Ferrall reined in to listen, “but if ever a man awakens her--I don’t care
who he is--you’ll see a girl you never knew, a brand-new creature emerge
with the last rags and laces of conventionality dropping from her; a
woman, Kemp, heiress to every generous impulse, every emotion, every
vice, every virtue of all that brilliant race of hers.”

“You seem to know,” he said, amused and curious.

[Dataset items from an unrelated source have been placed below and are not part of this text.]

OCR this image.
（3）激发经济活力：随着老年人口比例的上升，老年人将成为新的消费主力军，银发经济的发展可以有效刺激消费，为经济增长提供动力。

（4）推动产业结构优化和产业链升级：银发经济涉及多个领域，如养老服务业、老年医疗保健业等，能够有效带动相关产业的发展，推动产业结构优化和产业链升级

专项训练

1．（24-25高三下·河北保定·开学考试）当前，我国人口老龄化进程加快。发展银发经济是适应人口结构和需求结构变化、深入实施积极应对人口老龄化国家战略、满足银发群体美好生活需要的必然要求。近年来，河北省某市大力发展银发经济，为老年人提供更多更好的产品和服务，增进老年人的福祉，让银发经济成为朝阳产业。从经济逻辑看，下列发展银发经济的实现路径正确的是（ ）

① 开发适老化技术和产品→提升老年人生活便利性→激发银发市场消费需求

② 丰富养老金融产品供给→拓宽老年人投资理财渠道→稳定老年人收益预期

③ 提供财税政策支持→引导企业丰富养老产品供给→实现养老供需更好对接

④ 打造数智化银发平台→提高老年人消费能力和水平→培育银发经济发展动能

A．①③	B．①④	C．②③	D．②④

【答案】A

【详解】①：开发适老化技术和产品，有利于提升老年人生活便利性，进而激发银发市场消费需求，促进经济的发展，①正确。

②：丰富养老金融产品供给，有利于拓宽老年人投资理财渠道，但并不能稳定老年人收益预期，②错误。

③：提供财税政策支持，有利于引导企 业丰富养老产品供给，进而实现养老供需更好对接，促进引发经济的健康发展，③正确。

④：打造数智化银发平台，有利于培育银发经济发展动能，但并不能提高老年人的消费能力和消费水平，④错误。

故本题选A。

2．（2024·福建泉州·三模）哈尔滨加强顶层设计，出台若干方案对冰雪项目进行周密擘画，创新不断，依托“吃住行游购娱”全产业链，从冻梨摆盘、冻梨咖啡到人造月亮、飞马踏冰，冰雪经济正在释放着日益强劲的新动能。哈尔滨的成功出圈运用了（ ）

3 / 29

“I know. Major Belwether told me that he had thought of Howard as an
anchor for her. It seemed a pity--Howard with all his cold, heavy
negative inertia. … I said I’d do it. I did. And now I don’t know; I
wish, almost wish I hadn’t.”

“What has changed your ideas?”

“I don’t know. Howard is safer than Stephen Siward, already in the first
clutches of his master-vice. Would you mate what she inherits from her
mother and her mother’s mother, with what is that poor boy’s heritage
from the Siwards?”

“After all,” observed Ferrall dryly, “we’re not in the angel-breeding
business.”

“We ought to be. Every decent person ought to be. If they were,
inherited vice would be as rare in this country as smallpox!”

“People don’t inherit smallpox, dear.”

“Never mind! You know what I mean. In our stock farms and kennels, we
weed out, destroy, exterminate hereditary weakness in everything. We pay
the greatest attention to the production of all offspring except our
own. Look at Stephen! How dared his parents bring him into the world?
Look at Sylvia! And now, suppose they marry!”

“Dearest,” said Ferrall, “my head is a whirl and my wits are spinning
like five toy tops. Your theories are all right; but unless you and I
are prepared to abandon several business enterprises and take to the
lecture platform, I’m afraid people are going to be wicked enough to
marry whom they like, and the human race will he run as usual with money
the favourite, and love a case of ‘also-ran.’ … By the way, how dared
you marry me, knowing the sort of demon I am?”

The gathering frown on Mrs. Ferrall’s brow faded; she raised her clear
grey eyes and met her husband’s gaze, gay, humourous, and with a hint of
tenderness--enough to bring the colour into her pretty face.